La construcción aparece como un espejismo que surge sin ostentación en medio de un frondoso olivar salpicado de cipreses, laureles, romeros y lavandas. Según se avanza, si el sol brilla, se observan destellos y reflejos que traicionan las ansias de camuflaje de esta arquitectura serena y silenciosa. El arquitecto mallorquín Antonio García-Ruiz expresa en este proyecto su amor y respeto por un paisaje que le es propio: por eso la naturaleza constituye el principal elemento compositivo y estructurador de su trabajo.
Las cajas de cristal negro que conforman la vivienda se asientan en el entorno rural sin agredirlo, como una continuidad de la vegetación mediterránea. A pesar de su evidente artificio, estas cajas son capaces de crear una sinergia entre la arquitectura y el paisaje en la que lo estructurado y lo natural fluyen. La tonalidad negra del cristal se suaviza con los reflejos de la luz y de la vegetación, provocando, en palabras del arquitecto, “la sugerente sensación de la contemplación o distracción intencionada”. La transparencia del cristal filtra hacia el espacio interior patios, terrazas, porches y la oscura lámina de agua de la piscina; todos ellos espacios de transición entre lo rural y lo agreste, que se abrazan a la naturaleza, se entrelazan con ella, sin dejar de pertenecer a la arquitectura, potenciando la relación entre el exterior y el interior.

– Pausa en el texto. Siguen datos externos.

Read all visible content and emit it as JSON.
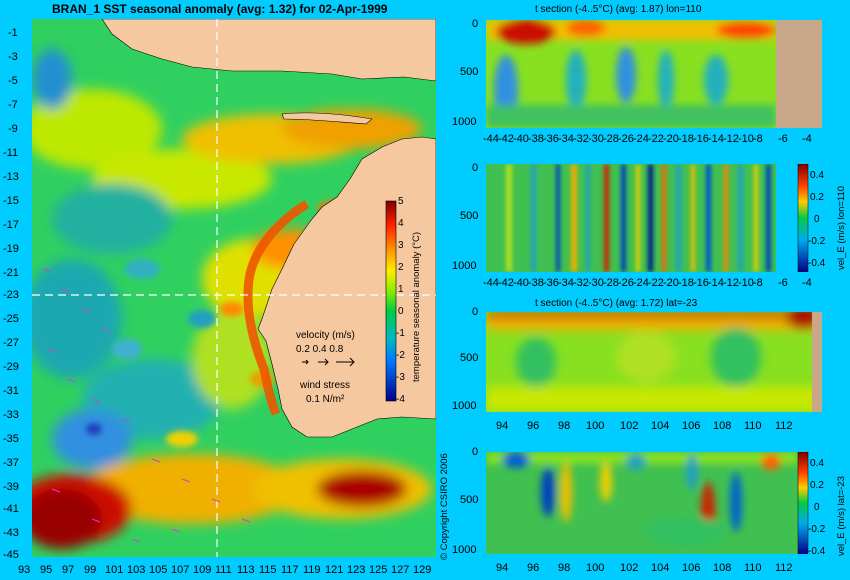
{
  "colors": {
    "background": "#00ccff",
    "land": "#f6c8a0",
    "section_land": "#c9a889",
    "guide_line": "#ffffff",
    "arrow": "#cc44cc"
  },
  "chart_data": [
    {
      "type": "heatmap",
      "title": "BRAN_1 SST seasonal anomaly (avg: 1.32) for 02-Apr-1999",
      "x_ticks": [
        "93",
        "95",
        "97",
        "99",
        "101",
        "103",
        "105",
        "107",
        "109",
        "111",
        "113",
        "115",
        "117",
        "119",
        "121",
        "123",
        "125",
        "127",
        "129"
      ],
      "y_ticks": [
        "-1",
        "-3",
        "-5",
        "-7",
        "-9",
        "-11",
        "-13",
        "-15",
        "-17",
        "-19",
        "-21",
        "-23",
        "-25",
        "-27",
        "-29",
        "-31",
        "-33",
        "-35",
        "-37",
        "-39",
        "-41",
        "-43",
        "-45"
      ],
      "xlim": [
        93,
        130
      ],
      "ylim": [
        -45,
        0
      ],
      "guide_lon": 110,
      "guide_lat": -23,
      "colorbar": {
        "label": "temperature seasonal anomaly (°C)",
        "ticks": [
          "5",
          "4",
          "3",
          "2",
          "1",
          "0",
          "-1",
          "-2",
          "-3",
          "-4"
        ],
        "range": [
          -4,
          5
        ]
      },
      "legend": {
        "velocity_title": "velocity (m/s)",
        "velocity_values": "0.2 0.4 0.8",
        "wind_title": "wind stress",
        "wind_value": "0.1 N/m²"
      },
      "copyright": "© Copyright CSIRO 2006"
    },
    {
      "type": "heatmap",
      "title": "t section (-4..5°C) (avg: 1.87) lon=110",
      "x_ticks": [
        "-44",
        "-42",
        "-40",
        "-38",
        "-36",
        "-34",
        "-32",
        "-30",
        "-28",
        "-26",
        "-24",
        "-22",
        "-20",
        "-18",
        "-16",
        "-14",
        "-12",
        "-10",
        "-8",
        "-6",
        "-4"
      ],
      "y_ticks": [
        "0",
        "500",
        "1000"
      ],
      "xlim": [
        -45,
        -2
      ],
      "ylim": [
        1050,
        0
      ]
    },
    {
      "type": "heatmap",
      "title": "",
      "x_ticks": [
        "-44",
        "-42",
        "-40",
        "-38",
        "-36",
        "-34",
        "-32",
        "-30",
        "-28",
        "-26",
        "-24",
        "-22",
        "-20",
        "-18",
        "-16",
        "-14",
        "-12",
        "-10",
        "-8",
        "-6",
        "-4"
      ],
      "y_ticks": [
        "0",
        "500",
        "1000"
      ],
      "xlim": [
        -45,
        -2
      ],
      "ylim": [
        1050,
        0
      ],
      "colorbar": {
        "label": "vel_E (m/s) lon=110",
        "ticks": [
          "0.4",
          "0.2",
          "0",
          "-0.2",
          "-0.4"
        ],
        "range": [
          -0.5,
          0.5
        ]
      }
    },
    {
      "type": "heatmap",
      "title": "t section (-4..5°C) (avg: 1.72) lat=-23",
      "x_ticks": [
        "94",
        "96",
        "98",
        "100",
        "102",
        "104",
        "106",
        "108",
        "110",
        "112"
      ],
      "y_ticks": [
        "0",
        "500",
        "1000"
      ],
      "xlim": [
        93,
        114
      ],
      "ylim": [
        1050,
        0
      ]
    },
    {
      "type": "heatmap",
      "title": "",
      "x_ticks": [
        "94",
        "96",
        "98",
        "100",
        "102",
        "104",
        "106",
        "108",
        "110",
        "112"
      ],
      "y_ticks": [
        "0",
        "500",
        "1000"
      ],
      "xlim": [
        93,
        114
      ],
      "ylim": [
        1050,
        0
      ],
      "colorbar": {
        "label": "vel_E (m/s) lat=-23",
        "ticks": [
          "0.4",
          "0.2",
          "0",
          "-0.2",
          "-0.4"
        ],
        "range": [
          -0.5,
          0.5
        ]
      }
    }
  ]
}
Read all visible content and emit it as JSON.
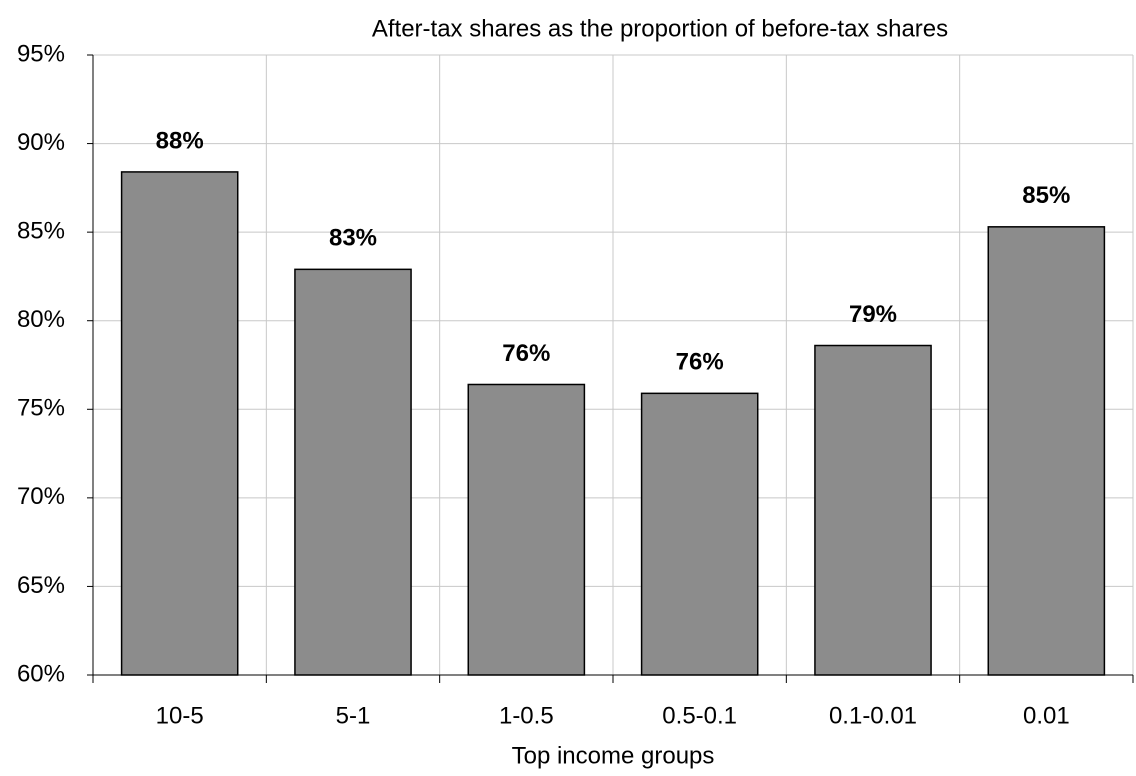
{
  "chart_data": {
    "type": "bar",
    "title": "After-tax shares as the proportion of before-tax shares",
    "x_label": "Top income groups",
    "categories": [
      "10-5",
      "5-1",
      "1-0.5",
      "0.5-0.1",
      "0.1-0.01",
      "0.01"
    ],
    "values": [
      88.4,
      82.9,
      76.4,
      75.9,
      78.6,
      85.3
    ],
    "value_labels": [
      "88%",
      "83%",
      "76%",
      "76%",
      "79%",
      "85%"
    ],
    "color": "#8c8c8c",
    "ylim": [
      60,
      95
    ],
    "yticks": [
      {
        "value": 60,
        "label": "60%"
      },
      {
        "value": 65,
        "label": "65%"
      },
      {
        "value": 70,
        "label": "70%"
      },
      {
        "value": 75,
        "label": "75%"
      },
      {
        "value": 80,
        "label": "80%"
      },
      {
        "value": 85,
        "label": "85%"
      },
      {
        "value": 90,
        "label": "90%"
      },
      {
        "value": 95,
        "label": "95%"
      }
    ],
    "grid": true
  }
}
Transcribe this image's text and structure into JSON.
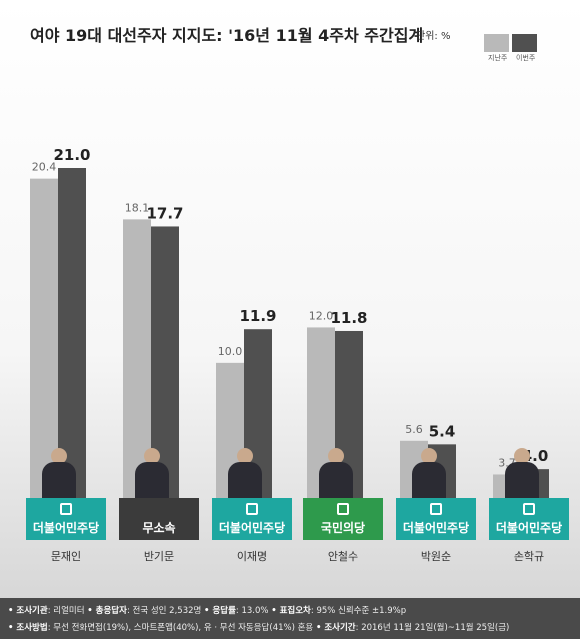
{
  "header": {
    "title": "여야 19대 대선주자 지지도: '16년 11월 4주차 주간집계",
    "unit": "단위: %",
    "legend": {
      "previous": "지난주",
      "current": "이번주"
    }
  },
  "colors": {
    "previous": "#b9b9b9",
    "current": "#505050"
  },
  "chart_data": {
    "type": "bar",
    "categories": [
      "문재인",
      "반기문",
      "이재명",
      "안철수",
      "박원순",
      "손학규"
    ],
    "series": [
      {
        "name": "지난주",
        "values": [
          20.4,
          18.1,
          10.0,
          12.0,
          5.6,
          3.7
        ],
        "labels": [
          "20.4",
          "18.1",
          "10.0",
          "12.0",
          "5.6",
          "3.7"
        ]
      },
      {
        "name": "이번주",
        "values": [
          21.0,
          17.7,
          11.9,
          11.8,
          5.4,
          4.0
        ],
        "labels": [
          "21.0",
          "17.7",
          "11.9",
          "11.8",
          "5.4",
          "4.0"
        ]
      }
    ],
    "ylim": [
      0,
      21.0
    ],
    "grid": false
  },
  "parties": [
    {
      "name": "더불어민주당",
      "color": "#1ea7a0",
      "icon": "party-square-icon"
    },
    {
      "name": "무소속",
      "color": "#3b3b3b",
      "icon": ""
    },
    {
      "name": "더불어민주당",
      "color": "#1ea7a0",
      "icon": "party-square-icon"
    },
    {
      "name": "국민의당",
      "color": "#2e9a4c",
      "icon": "sprout-icon"
    },
    {
      "name": "더불어민주당",
      "color": "#1ea7a0",
      "icon": "party-square-icon"
    },
    {
      "name": "더불어민주당",
      "color": "#1ea7a0",
      "icon": "party-square-icon"
    }
  ],
  "footer": {
    "line1": [
      {
        "key": "• 조사기관",
        "val": ": 리얼미터"
      },
      {
        "key": "• 총응답자",
        "val": ": 전국 성인 2,532명"
      },
      {
        "key": "• 응답률",
        "val": ": 13.0%"
      },
      {
        "key": "• 표집오차",
        "val": ": 95% 신뢰수준 ±1.9%p"
      }
    ],
    "line2": [
      {
        "key": "• 조사방법",
        "val": ": 무선 전화면접(19%), 스마트폰앱(40%), 유 · 무선 자동응답(41%) 혼용"
      },
      {
        "key": "• 조사기간",
        "val": ": 2016년 11월 21일(월)~11월 25일(금)"
      }
    ]
  }
}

En este escenario creado por García-Ruiz, la luz se convierte en un elemento constructivo más, a pesar de su inmaterilidad, que tiene la maravillosa capacidad de otorgar ritmo a los volúmenes y las superficies a medida que avanzan las horas del día y se suceden las estaciones. Gracias a la luz cambiante, la arquitectura toma forma y cobra vida propia: no solo ocupa el espacio, sino que deja constancia de la dimensión tiempo.
Es necesario recordar, por las dificultades añadidas que ello entraña, que éste es un proyecto de reforma. Una reforma que ha tenido como objetivo “cambiar el carácter interno de la vivienda, sus texturas y las posibilidades de uso del espacio”. No se dudó en eliminar las divisiones internas del cuerpo principal de la construcción. Ahora, cada ámbito se define por su función, las fronteras entre cada uno de ellos son más virtuales que físicas. Las puertas correderas solucionan la relación entre estancias, proporcionando la posibilidad de comunicarlas o aislarlas a conveniencia, contribuyendo a equilibrar intimidad y sociabilidad, dos necesidades tan contradictorias como complementarias en el desarrollo de la vida cotidiana.
Los dormitorios infantiles ocupan los volúmenes de la construcción original. Perpendicular a este volumen se sitúa otro más pequeño que contiene el acceso, el salón y el comedor, acristalados en todo su perímetro. Los interiores son estimulantes, muy luminosos y llenos de vida, optimismo y amplitud. Los techos, de chapa metálica, se han dejado vistos y varían en altura para dar ritmo al espacio interior. Otra de las virtudes de las fachadas acristaladas es que permiten a la luz natural viajar sin interrupciones, creando reflejos en las superficies, multiplicando la luminosidad y tiñendo los interiores de la elegante gama de verdes que presenta el paisaje. Unos verdes que armonizan con la paleta de colores básicos que se ha elegido en el proyecto de interiorismo: blanco y negro con pinceladas de rojo.
En el salón, la protagonista es la chimenea, a la que se orientan los sofás, dispuestos simétricamente en torno a la mesa Elliptic, de Charles y Ray Eames, diseñadores de gran parte del mobiliario “clásico” que equipa la casa, como la Lounge Chair, la Plastic Chair o el elefante de la habitación infantil. Este acertado despliegue hace todavía más interesantes unos interiores concebidos para el descanso, la conversación, las relaciones familiares y el disfrute de los afortunados niños pequeños de la casa que disponen de una zona común de juegos hecha a su medida.
En el dormitorio principal también el arquitecto ha perseguido el objetivo de que sea el paisaje el que vele los sueños: la cama de Patricia Urquiola queda flanqueada por dos planos de vidrio que producen la sensación de estar acostado en el exterior, pero arropado por el cielo protector de la arquitectura.
De vuelta al exterior, encontramos la piscina revestida con piedra de pizarra –que da esa tonalidad oscura y misteriosa al agua– y desbordante en todo su perímetro, produce un murmullo constante que, unido al de los pájaros que vienen a picotear las aceitunas, compone una asilvestrada banda sonora. El paso de los años se ha encargado de completar esta reforma: la vegetación ha ganado espacio y ha suavizado aún más la relación de la casa con el entorno al quedar ésta cada vez más cubierta y sombría, inmersa en una riqueza de colores, aromas y sonidos.